Why its perfectly fine to be SING-“L”

Now, at the beginning of this brand new century, it is still considered odd for a woman to choose not to be part of a couple let alone be married. There are a few famous women who remain bravely single – Diane Keaton, Oprah, Anna Wintour, Germaine Greer. Take for example, Condoleezza Rice who managed to become fluent in Russian and play classical piano and become Secretary of State without a husband. But they are regarded as exceptions to the norms, if not outright freakish and weird.

I say that there is absolutely nothing wrong, apart from lazy cultural assumptions, which proves that being in a relationship is the ideal state for a modern female. A really great man to live with and love is not the highest pleasures of life, and it is not the only route to happiness and fulfillment. It is absolutely not the single lining at the end of the road. If you should decide that this is not your thing, then embrace your inner bat and hold your head up high. Take pleasure in demolishing the arguments that will be told against you. “What about the opposite sex?” or “You really have no plans in getting married?” people will say. From what I’ve seen from the movie Friends with Kids, the great secret which many married couples hide is that once the honeymoon years are over, and the daily demands of children and work and financial worries turn into habits, they hardly even touch each other; “sex” becomes a distant memory, something that they did when they were young and energetic. But that just came from a one point perspective. I’m pretty sure there are still a lot of married couples who still do it on a regular basis.

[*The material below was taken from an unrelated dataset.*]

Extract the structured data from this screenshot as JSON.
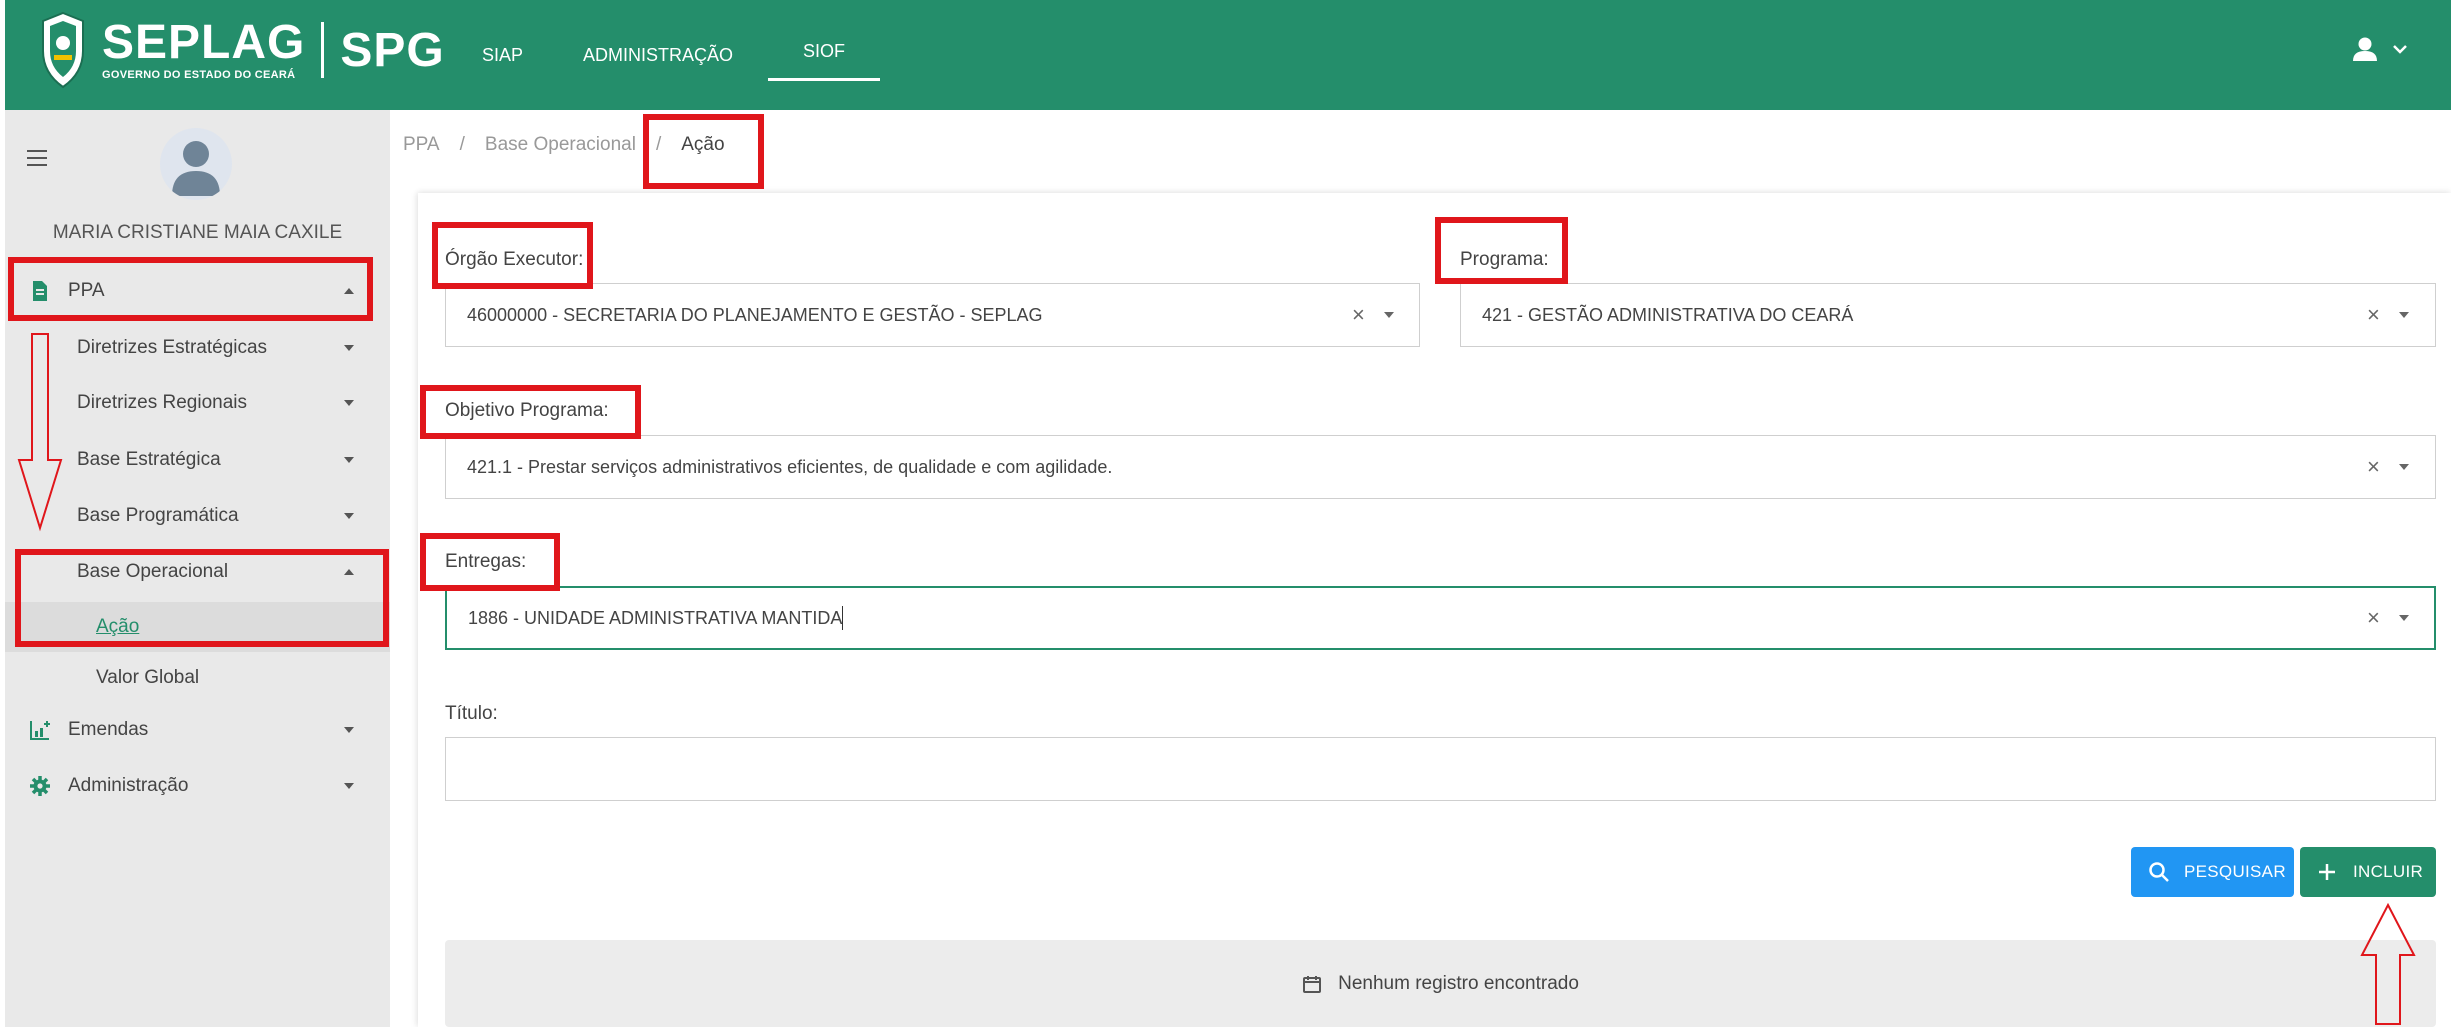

“Oh but the solitude” the concerned will exclaim. Well solitude never killed anyone. The great thing about deciding to stay single is that you know that being alone is part of the deal. You know that you will occasionally get a sudden yearning for a strong pair of arms to hold you, and you know that this too will pass, and it is the price you pay for your absolute freedom. What destroys people on relationships is that they are promised a lifetime of companionship, of having someone in their corner. When that fails, and the love mysteriously withers and dies, they find themselves living in an atmosphere of careful silence and they are not armed for it: the agony of being with someone and yet feeling alone is the bitterest pain of all. As the great American writer Djuna Barnes once wrote: “I could never be lonely without a husband.”

The fantasy of “being in a relationship to a lifetime of wonderful marriage” is a lifetime of laughter and shared troubles : you are in it together. When this dream comes true, and a really wonderful relationship works, it may be the highest pinnacle of human achievement. You have all seen those old couples who still laugh at the same secret jokes and hold hands and take care of each other’s tender feelings after forty years. The mistake is to think that they are the norm. They are the astonishing exceptions, and you should gaze at them in awe and wonder and give them flowers and prizes. Being in a relationship is incredibly hard work, and, like anything complicated and demanding can bring marvelous rewards if you put in the work, but you may not have talent for it – just as not everyone can play Bach cantatas or cultivate prize-winning delphiniums.

You may, instead, have a raging flair for living happily, successfully, defiantly on your own, and you should not be ashamed of that.